The state-backed Harvester espionage group has expanded its cross-platform arsenal with a newly identified Linux variant of the GoGra backdoor. Disguised as legitimate ELF binaries, the malware leverages the Microsoft Graph API for stealthy command-and-control, using a compromised Outlook mailbox as a covert dead drop.

Industrial infrastructure in Venezuela is currently facing a wave of destructive attacks from Lotus Wiper, a novel data-wiping malware that systematically disables energy and utility systems. The malware first blinds system defenses and kills network interfaces before executing “diskpart clean all” to overwrite physical volumes.

Microsoft has issued urgent, out-of-band security updates to fix a critical "broken crypto" flaw in ASP.NET Core. A regression in the Data Protection APIs caused HMAC validation to be ignored on non-Windows systems, allowing unauthenticated attackers to forge authentication cookies and elevate privileges to SYSTEM.

Top Malware Reported in the Last 24 Hours

Linux GoGra malware exploits Microsoft Graph API

A new Linux variant of the GoGra backdoor, attributed to the state-backed Harvester espionage group, utilizes Microsoft Graph API for communication, leveraging legitimate Microsoft infrastructure. This malware gains initial access by deceiving victims into executing ELF binaries disguised as PDF files. Once installed, it employs hardcoded Azure Active Directory credentials to authenticate and obtain OAuth2 tokens, allowing it to interact with Outlook mailboxes. The malware monitors a specific mailbox folder for command emails, processes the encrypted contents, and executes the commands locally. Execution results are then encrypted and sent back to the operator via reply emails, while the original command emails are deleted to minimize forensic visibility. The Linux version shares significant code similarities with its Windows counterpart.

Lotus Wiper malware targets Venezuela's energy sector

A newly discovered data-wiping malware, dubbed "Lotus Wiper," has been targeting Venezuela's energy sector in late 2025 and early 2026. This malware employs two batch scripts to initiate a destructive attack, disabling system defenses and preparing the environment for the wiper payload. Once deployed, Lotus Wiper erases recovery mechanisms, overwrites physical drives, and systematically deletes files, leaving systems inoperable. Notably, the malware was uploaded to a public platform in mid-December 2025, just weeks before U.S. military action in Venezuela, suggesting a potential link between these events. The attack chain begins with a script that checks for network shares and executes further commands to facilitate the wiper's destructive actions.

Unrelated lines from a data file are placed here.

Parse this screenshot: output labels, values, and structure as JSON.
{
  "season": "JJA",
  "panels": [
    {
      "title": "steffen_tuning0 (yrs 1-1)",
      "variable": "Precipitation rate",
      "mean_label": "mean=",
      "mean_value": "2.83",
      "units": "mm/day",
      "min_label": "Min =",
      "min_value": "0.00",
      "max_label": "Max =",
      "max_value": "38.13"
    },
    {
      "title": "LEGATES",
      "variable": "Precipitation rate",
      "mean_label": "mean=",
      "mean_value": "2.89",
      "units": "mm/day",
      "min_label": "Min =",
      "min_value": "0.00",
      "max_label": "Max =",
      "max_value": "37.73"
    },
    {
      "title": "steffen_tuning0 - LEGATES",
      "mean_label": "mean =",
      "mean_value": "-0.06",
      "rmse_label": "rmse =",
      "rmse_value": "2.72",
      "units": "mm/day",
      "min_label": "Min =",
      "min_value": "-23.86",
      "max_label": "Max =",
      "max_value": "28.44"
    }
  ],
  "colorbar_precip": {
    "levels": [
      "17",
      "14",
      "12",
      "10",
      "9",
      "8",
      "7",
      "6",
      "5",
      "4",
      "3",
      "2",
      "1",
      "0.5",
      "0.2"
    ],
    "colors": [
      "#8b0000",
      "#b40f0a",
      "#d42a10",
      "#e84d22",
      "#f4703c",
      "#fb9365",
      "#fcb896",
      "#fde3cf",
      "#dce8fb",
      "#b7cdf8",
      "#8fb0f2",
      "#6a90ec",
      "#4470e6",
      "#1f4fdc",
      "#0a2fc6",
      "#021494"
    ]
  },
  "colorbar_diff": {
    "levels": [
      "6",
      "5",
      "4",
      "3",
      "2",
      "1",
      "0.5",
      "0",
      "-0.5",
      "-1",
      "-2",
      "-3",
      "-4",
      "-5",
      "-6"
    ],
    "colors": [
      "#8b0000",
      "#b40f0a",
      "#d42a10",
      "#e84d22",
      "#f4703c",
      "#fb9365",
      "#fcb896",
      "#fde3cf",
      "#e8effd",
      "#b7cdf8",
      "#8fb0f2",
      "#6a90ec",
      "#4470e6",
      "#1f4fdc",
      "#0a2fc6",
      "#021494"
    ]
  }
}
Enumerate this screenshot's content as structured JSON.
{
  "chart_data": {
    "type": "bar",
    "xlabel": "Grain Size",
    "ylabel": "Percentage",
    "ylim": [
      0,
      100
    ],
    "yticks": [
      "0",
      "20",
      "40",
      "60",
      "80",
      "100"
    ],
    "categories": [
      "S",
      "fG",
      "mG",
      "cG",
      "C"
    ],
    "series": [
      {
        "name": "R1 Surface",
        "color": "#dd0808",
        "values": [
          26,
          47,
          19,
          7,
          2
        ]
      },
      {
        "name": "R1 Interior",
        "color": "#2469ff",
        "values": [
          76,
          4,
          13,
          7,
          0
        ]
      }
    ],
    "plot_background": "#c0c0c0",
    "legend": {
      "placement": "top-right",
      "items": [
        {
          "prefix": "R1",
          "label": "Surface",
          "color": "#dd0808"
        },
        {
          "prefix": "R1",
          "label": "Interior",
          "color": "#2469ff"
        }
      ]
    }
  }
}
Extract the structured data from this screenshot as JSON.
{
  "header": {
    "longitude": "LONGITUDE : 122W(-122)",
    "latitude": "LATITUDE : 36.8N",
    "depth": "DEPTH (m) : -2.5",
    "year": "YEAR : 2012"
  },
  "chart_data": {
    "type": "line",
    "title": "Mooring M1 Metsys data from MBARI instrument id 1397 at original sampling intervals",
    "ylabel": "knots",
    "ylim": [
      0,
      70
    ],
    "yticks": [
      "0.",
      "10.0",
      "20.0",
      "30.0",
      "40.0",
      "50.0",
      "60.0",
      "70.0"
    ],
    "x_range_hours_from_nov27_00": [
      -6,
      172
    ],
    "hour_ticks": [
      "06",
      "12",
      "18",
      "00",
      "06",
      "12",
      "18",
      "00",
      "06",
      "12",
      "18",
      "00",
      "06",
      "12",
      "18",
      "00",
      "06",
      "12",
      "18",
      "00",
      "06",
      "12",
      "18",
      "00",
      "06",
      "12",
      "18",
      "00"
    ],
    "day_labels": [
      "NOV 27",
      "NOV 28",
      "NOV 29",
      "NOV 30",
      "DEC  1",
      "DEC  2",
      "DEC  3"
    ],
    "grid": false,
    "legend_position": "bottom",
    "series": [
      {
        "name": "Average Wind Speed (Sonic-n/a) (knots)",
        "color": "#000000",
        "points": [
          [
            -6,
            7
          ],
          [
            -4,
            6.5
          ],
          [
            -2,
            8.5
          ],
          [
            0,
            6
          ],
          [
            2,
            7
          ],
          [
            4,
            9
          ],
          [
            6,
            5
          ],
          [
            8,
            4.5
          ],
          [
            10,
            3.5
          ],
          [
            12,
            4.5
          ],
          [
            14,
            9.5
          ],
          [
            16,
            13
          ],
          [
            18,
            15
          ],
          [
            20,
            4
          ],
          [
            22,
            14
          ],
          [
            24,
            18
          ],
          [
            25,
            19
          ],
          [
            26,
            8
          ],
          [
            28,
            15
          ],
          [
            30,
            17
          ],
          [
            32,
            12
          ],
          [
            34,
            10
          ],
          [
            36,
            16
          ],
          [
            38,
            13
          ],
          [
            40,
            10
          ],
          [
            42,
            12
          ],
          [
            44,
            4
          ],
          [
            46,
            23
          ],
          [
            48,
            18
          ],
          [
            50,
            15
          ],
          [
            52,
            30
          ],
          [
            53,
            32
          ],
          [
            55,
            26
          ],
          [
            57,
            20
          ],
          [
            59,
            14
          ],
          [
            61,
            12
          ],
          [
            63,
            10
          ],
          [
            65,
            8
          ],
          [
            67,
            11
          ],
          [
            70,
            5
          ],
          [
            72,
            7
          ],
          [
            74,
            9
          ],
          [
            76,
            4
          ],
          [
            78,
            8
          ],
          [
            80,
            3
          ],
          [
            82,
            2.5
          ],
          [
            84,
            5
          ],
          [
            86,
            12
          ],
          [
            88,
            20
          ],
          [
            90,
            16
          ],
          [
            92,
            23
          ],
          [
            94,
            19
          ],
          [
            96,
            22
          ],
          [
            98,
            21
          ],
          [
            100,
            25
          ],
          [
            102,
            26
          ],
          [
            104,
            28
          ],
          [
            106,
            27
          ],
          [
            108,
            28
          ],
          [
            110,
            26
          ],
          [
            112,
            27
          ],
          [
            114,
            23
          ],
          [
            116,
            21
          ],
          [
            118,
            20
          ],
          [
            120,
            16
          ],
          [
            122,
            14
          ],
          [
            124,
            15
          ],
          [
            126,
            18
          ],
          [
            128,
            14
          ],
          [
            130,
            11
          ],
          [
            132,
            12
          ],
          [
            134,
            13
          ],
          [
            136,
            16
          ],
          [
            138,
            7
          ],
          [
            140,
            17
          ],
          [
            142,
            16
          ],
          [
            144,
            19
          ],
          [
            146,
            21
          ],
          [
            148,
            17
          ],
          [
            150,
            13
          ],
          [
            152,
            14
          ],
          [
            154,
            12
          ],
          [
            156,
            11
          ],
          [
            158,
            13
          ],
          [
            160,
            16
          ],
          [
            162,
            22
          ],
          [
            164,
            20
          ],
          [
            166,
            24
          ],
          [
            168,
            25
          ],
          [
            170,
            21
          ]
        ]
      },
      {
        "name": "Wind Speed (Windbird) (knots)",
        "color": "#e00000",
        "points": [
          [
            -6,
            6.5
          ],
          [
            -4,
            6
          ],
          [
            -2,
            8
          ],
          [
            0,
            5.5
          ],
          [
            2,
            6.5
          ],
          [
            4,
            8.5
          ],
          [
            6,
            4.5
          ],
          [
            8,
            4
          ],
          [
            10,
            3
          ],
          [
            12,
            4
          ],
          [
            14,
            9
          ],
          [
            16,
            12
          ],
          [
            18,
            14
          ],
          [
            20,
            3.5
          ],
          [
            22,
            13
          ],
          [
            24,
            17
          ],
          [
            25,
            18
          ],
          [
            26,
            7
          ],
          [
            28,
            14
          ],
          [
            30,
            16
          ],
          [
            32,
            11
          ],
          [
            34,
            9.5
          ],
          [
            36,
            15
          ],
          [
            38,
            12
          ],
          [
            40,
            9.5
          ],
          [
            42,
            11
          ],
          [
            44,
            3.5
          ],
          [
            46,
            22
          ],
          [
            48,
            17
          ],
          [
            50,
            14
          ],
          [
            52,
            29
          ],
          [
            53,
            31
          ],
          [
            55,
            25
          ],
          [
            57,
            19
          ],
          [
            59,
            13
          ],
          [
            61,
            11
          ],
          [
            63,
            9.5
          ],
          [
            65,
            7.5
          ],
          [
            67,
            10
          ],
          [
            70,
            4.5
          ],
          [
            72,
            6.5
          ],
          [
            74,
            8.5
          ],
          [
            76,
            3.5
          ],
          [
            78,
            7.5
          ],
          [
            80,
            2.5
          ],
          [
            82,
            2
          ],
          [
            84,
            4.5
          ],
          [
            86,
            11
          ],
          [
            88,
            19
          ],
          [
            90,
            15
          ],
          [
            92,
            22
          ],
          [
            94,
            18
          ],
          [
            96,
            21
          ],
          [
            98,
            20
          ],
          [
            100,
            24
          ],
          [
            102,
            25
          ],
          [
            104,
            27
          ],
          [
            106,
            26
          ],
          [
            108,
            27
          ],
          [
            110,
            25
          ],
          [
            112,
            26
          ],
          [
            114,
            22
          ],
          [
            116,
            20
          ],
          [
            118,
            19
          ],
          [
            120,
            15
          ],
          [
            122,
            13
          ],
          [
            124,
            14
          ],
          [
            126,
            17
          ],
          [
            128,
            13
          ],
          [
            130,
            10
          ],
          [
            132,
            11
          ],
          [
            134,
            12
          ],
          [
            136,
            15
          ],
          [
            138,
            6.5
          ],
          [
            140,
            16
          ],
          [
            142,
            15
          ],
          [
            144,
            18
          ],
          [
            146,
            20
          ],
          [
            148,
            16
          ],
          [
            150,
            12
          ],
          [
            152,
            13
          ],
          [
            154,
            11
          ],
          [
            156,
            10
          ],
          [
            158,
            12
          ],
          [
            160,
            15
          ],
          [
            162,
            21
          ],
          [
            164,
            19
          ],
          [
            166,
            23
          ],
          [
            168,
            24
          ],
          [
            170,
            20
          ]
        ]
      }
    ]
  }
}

Top Vulnerabilities Reported in the Last 24 Hours

Microsoft issues emergency patches for ASP.NET flaw

Microsoft has released urgent out-of-band security updates to address a critical vulnerability in ASP.NET Core, identified as CVE-2026-40372. This flaw, found in the Data Protection cryptographic APIs, allows unauthenticated attackers to forge authentication cookies and potentially gain SYSTEM privileges on affected devices. The issue stems from a regression in the Microsoft.AspNetCore.DataProtection NuGet packages, which improperly validated HMAC tags, enabling attackers to create payloads that bypass authenticity checks. Consequently, attackers could decrypt previously protected data and issue legitimate tokens to themselves during the vulnerable period. Although the flaw does not compromise system availability, it poses significant risks, including the potential for data disclosure and modification.

Critical vulnerability discovered in Terrarium sandbox

A critical security vulnerability, tracked as CVE-2026-5752, has been identified in the Terrarium sandbox, a Python-based project developed by Cohere AI. This flaw, rated 9.3 on the CVSS scale, allows for arbitrary code execution with root privileges through JavaScript prototype chain traversal. Terrarium, which operates on Pyodide and is designed to run untrusted code in Docker containers, is at risk of exploitation, enabling attackers to execute system commands and access sensitive files without requiring special privileges. The vulnerability arises from the sandbox's failure to adequately restrict access to parent or global object prototypes, leading to a potential breach of security boundaries. As the project is no longer actively maintained, a patch for this vulnerability is unlikely.